Tutte’s harmonic parameterization method is a discrete realization of the Rado-Kneser-Choquet theorem and is a basic tool for many graphics and geometry processing pipelines. Given a mesh of disk topology, with boundary mapped to the boundary of a convex polygon, a simple linear solve results in a guaranteed bijective parameterization. In two recent graphics works, we generalize this parametrization method for locally injective “seamless” parameterizations of meshes of arbitrary topology (cut to a disk). Analogous boundary conditions are found for this scenario, and a discrete index argument on harmonic forms is used to prove the result. I will sketch this argument, note the relevance of seamless parameterizations to quadrilateral meshing, and discuss our numerical implementation of the result. Time permitting, possible extensions and related works on conformal mapping will be discussed. [1] A. Bright, E. Chien, O. Weber, Harmonic global parameterization with rational holonomy, ACM Transactions on Graphics Vol. 36, No. 4 (SIGGRAPH 2017) [2] E. F. Hefetz, E. Chien, O. Weber, A subspace method for fast locally-injective harmonic mapping, Computer Graphics Forum Vol. 38, No. 2 (Eurographics 2019)
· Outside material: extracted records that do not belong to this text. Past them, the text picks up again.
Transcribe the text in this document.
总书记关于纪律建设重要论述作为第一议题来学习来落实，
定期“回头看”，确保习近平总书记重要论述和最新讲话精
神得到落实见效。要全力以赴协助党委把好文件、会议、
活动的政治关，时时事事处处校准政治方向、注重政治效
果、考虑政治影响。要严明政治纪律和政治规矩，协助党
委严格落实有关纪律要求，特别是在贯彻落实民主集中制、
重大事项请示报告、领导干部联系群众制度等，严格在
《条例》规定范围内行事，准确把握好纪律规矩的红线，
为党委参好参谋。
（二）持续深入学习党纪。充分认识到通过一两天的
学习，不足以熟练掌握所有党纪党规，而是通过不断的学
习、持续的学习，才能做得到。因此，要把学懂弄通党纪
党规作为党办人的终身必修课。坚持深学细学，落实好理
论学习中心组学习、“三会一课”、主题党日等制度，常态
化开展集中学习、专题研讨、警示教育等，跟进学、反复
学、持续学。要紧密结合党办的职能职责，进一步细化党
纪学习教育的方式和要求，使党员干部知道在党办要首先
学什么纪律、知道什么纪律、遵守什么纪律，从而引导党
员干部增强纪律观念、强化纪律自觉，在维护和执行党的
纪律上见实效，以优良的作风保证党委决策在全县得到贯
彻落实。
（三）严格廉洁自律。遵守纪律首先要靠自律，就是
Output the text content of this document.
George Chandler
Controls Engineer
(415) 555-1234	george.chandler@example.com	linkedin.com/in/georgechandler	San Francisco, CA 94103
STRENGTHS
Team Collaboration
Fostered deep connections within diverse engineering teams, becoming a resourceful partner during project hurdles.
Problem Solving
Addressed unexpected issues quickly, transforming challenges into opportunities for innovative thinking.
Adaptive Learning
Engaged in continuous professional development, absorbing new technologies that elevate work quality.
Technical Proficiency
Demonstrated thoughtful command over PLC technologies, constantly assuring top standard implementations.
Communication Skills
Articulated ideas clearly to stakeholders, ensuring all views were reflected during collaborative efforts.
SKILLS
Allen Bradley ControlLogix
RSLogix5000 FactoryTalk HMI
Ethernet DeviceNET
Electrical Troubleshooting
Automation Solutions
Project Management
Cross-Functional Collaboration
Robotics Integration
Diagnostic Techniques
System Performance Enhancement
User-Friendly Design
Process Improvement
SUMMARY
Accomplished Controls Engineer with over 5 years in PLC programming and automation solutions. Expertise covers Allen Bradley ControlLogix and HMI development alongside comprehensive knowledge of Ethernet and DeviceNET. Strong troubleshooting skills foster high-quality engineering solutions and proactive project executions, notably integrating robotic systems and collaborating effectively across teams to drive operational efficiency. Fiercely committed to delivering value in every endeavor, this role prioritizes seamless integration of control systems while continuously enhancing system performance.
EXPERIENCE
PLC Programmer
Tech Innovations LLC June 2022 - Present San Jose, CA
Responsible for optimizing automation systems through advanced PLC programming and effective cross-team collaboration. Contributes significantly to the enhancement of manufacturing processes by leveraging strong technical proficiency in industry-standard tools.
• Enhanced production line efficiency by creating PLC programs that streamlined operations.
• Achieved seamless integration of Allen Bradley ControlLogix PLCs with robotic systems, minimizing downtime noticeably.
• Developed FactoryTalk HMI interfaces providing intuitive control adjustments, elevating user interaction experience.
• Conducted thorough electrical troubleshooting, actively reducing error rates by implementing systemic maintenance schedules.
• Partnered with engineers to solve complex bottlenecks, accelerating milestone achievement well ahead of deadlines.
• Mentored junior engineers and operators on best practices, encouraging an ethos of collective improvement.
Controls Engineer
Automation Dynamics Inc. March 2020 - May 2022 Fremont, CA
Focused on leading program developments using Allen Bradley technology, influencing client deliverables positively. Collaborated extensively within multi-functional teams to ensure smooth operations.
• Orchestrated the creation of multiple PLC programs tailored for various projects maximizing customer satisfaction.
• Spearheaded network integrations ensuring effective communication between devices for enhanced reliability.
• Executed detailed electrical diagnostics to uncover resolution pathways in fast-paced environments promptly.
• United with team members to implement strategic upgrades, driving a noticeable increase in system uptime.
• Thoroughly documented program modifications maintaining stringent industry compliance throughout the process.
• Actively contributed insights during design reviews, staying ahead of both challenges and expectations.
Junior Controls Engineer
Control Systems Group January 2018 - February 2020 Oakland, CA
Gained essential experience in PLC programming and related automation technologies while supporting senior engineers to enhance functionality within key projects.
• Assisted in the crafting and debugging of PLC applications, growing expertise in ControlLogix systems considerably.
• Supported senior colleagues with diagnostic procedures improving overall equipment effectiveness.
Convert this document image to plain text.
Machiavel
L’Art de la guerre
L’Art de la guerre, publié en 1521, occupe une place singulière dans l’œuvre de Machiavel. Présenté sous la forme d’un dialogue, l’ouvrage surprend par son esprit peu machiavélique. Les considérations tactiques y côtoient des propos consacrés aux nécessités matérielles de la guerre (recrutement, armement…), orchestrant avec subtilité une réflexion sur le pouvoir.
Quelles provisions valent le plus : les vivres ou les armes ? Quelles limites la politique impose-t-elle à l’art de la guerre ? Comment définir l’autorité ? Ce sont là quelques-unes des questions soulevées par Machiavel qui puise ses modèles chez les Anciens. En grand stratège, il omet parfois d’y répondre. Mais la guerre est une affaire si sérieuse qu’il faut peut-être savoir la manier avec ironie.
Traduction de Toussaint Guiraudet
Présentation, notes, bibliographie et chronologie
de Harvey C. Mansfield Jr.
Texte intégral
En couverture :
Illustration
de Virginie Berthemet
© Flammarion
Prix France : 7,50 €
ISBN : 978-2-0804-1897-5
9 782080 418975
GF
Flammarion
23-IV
Edward Chien is an Assistant Professor of Computer Science at Boston University, having joined recently in 2020. His research applies tools and insights from differential geometry and topology to solve problems in graphics, computational engineering, and machine learning. His work has been published in venues such as SIGGRAPH, SGP, NeurIPS, and ICML. Prior to BU, he was a Postdoc in the Geometric Data Processing group at MIT, led by Justin Solomon, and in Ofir Weber’s lab at Bar-Ilan University. He earned his PhD in Mathematics from Rutgers in 2015 working with Feng Luo.